The Eleventh Hour

John Goodrum
Rumpus Theatre Company
Pomegranate Theatre, Chesterfield

David Martin (Harry Furber) and David Gilbrook (Charlie Juster)
Karen Henson (Edie Furber), Sarah Wynne Kordas (Emmy Furber) and John Lyons (George Furber)
David Martin (Harry Furber) and David Gilbrook (Charlie Juster)

There’s a proliferation of plays being produced to commemorate 100 years since the end of World War I. Derbyshire-based Rumpus Theatre Company has added to the list with The Eleventh Hour, a look at how the Armistice was signed at 5AM on 11 November 1918 yet the ceasefire was planned for 11AM.

The delay was designed to get the message out to troops on different fronts that the hostilities were over. Yet about 2,700 men from all sides were killed in those last six hours.

Rumpus founder John Goodrum has written a fictitious account of how a family was torn apart by the events that took place in that short period—yet the play is based on fact.

It starts with the sound of gunfire as two soldiers take their positions on the front line. Slowly the noise abates, leading to an eerie silence.

Charlie Juster and Harry Furber are the men who are patriotic yet at the same time are slightly afraid of what might happen to them. David Gilbrook and David Martin play the pair with pathos; there is a great camaraderie but also an inevitability about the outcome which could befall one or both of them.

A lot of the time when the fighting has subsided they talk about mundane things including the dried biscuits they’ve been sent from home and how they could really do with a cup of tea.

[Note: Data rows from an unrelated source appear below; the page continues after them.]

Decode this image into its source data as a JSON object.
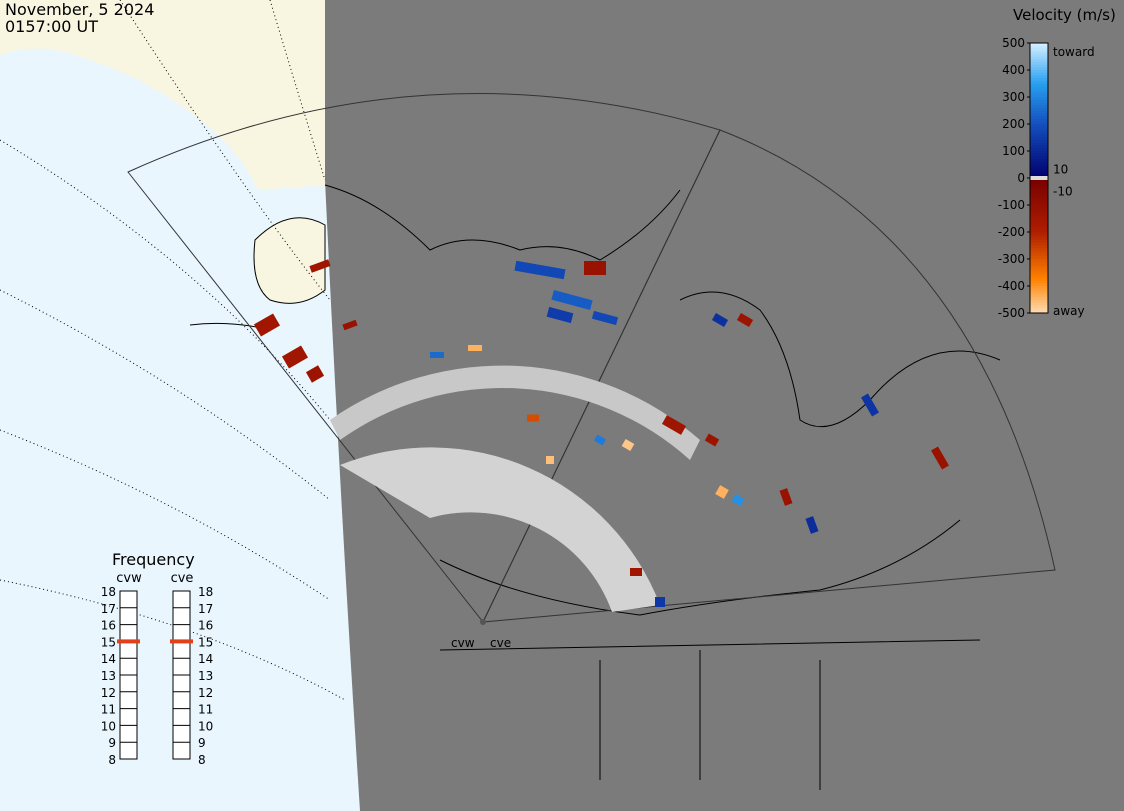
{
  "header": {
    "date": "November, 5 2024",
    "time": "0157:00 UT"
  },
  "velocity_scale": {
    "title": "Velocity (m/s)",
    "lim": [
      -500,
      500
    ],
    "ticks": [
      500,
      400,
      300,
      200,
      100,
      0,
      -100,
      -200,
      -300,
      -400,
      -500
    ],
    "inner_ticks": [
      10,
      -10
    ],
    "toward": "toward",
    "away": "away"
  },
  "frequency": {
    "title": "Frequency",
    "lim": [
      8,
      18
    ],
    "ticks": [
      18,
      17,
      16,
      15,
      14,
      13,
      12,
      11,
      10,
      9,
      8
    ],
    "radars": [
      {
        "name": "cvw",
        "value": 15
      },
      {
        "name": "cve",
        "value": 15
      }
    ]
  },
  "radar_sites": [
    "cvw",
    "cve"
  ],
  "cells": [
    180,
    -120,
    220,
    150,
    180,
    -140,
    -150,
    -150,
    -130,
    -120,
    250,
    -440,
    -280,
    -460,
    280,
    -470,
    -140,
    -130,
    120,
    -130,
    130,
    -120,
    -140,
    140,
    -440,
    320,
    -120,
    110
  ]
}
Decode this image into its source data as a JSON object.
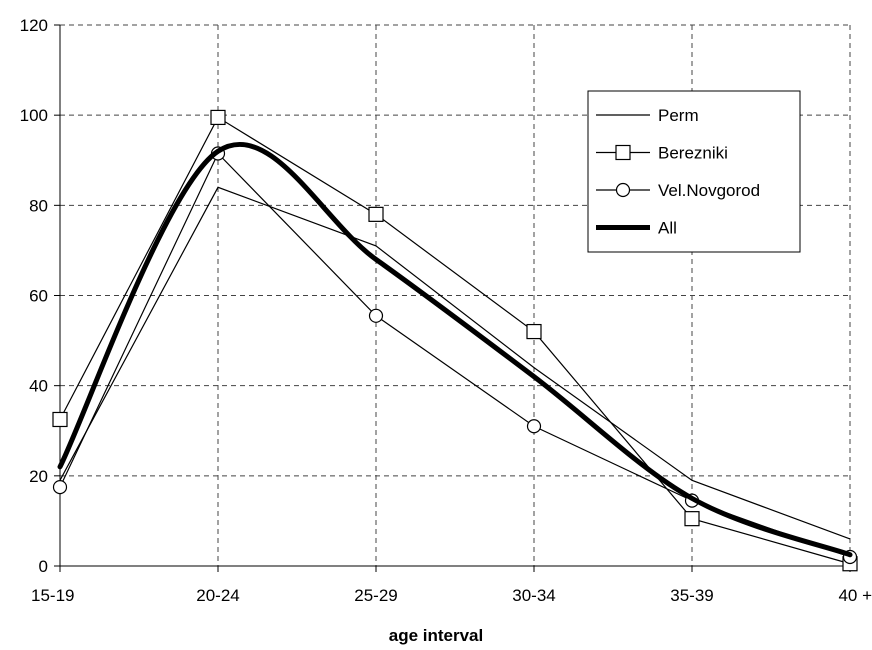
{
  "chart_data": {
    "type": "line",
    "categories": [
      "15-19",
      "20-24",
      "25-29",
      "30-34",
      "35-39",
      "40 +"
    ],
    "xlabel": "age interval",
    "ylabel": "",
    "ylim": [
      0,
      120
    ],
    "yticks": [
      0,
      20,
      40,
      60,
      80,
      100,
      120
    ],
    "grid": true,
    "legend_position": "right",
    "series": [
      {
        "name": "Perm",
        "values": [
          19,
          84,
          71,
          44,
          19,
          6
        ],
        "marker": "none",
        "style": "thin"
      },
      {
        "name": "Berezniki",
        "values": [
          32.5,
          99.5,
          78,
          52,
          10.5,
          0.5
        ],
        "marker": "square",
        "style": "thin"
      },
      {
        "name": "Vel.Novgorod",
        "values": [
          17.5,
          91.5,
          55.5,
          31,
          14.5,
          2
        ],
        "marker": "circle",
        "style": "thin"
      },
      {
        "name": "All",
        "values": [
          22,
          92,
          68,
          42,
          15,
          2.5
        ],
        "marker": "none",
        "style": "thick"
      }
    ]
  }
}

When the action moves to the Furbers’ home in London, the humdrum side of life is again highlighted. George Furber, a delightful John Lyons, spends the day reading his paper because he’s got nothing else to do. His wife Edie, played touchingly by Karen Henson, wonders whether there is enough turnip bread to go around.

Sarah Wynne Kordas adds a few charming touches as Emmy, the daughter-in-law who writes tender letters to her husband and yearns for the day when he’ll be back home.

Goodrum directs sensitively, bringing out the ordinariness of life at home which contrasts starkly with the brutality and inhumanity of war. He also addresses the huge disparity between the optimism of the family and the soldiers’ inability to escape from death that is all around them.

Goodrum also designs the set, a basic but clever arrangement in which the trenches quickly disappear to reveal the Furbers’ living room.

There are some lighter moments in the play, with Charlie taking his boots off in the trenches and counting his toes to make sure they are all there while George relates a couple of funny tales and complains about the boy next door using their outside lavatory.

The ending is particularly poignant; no one in the audience could fail to be moved by it. Whether it took on greater significance because the performance was only a couple of days before Armistice Day is open to debate.

The Eleventh Hour is coming to the end of a 15-date tour. At times it’s uncomfortable viewing—but it’s well performed and staged. It’s a fitting story to mark the anniversary of the end of the Great War.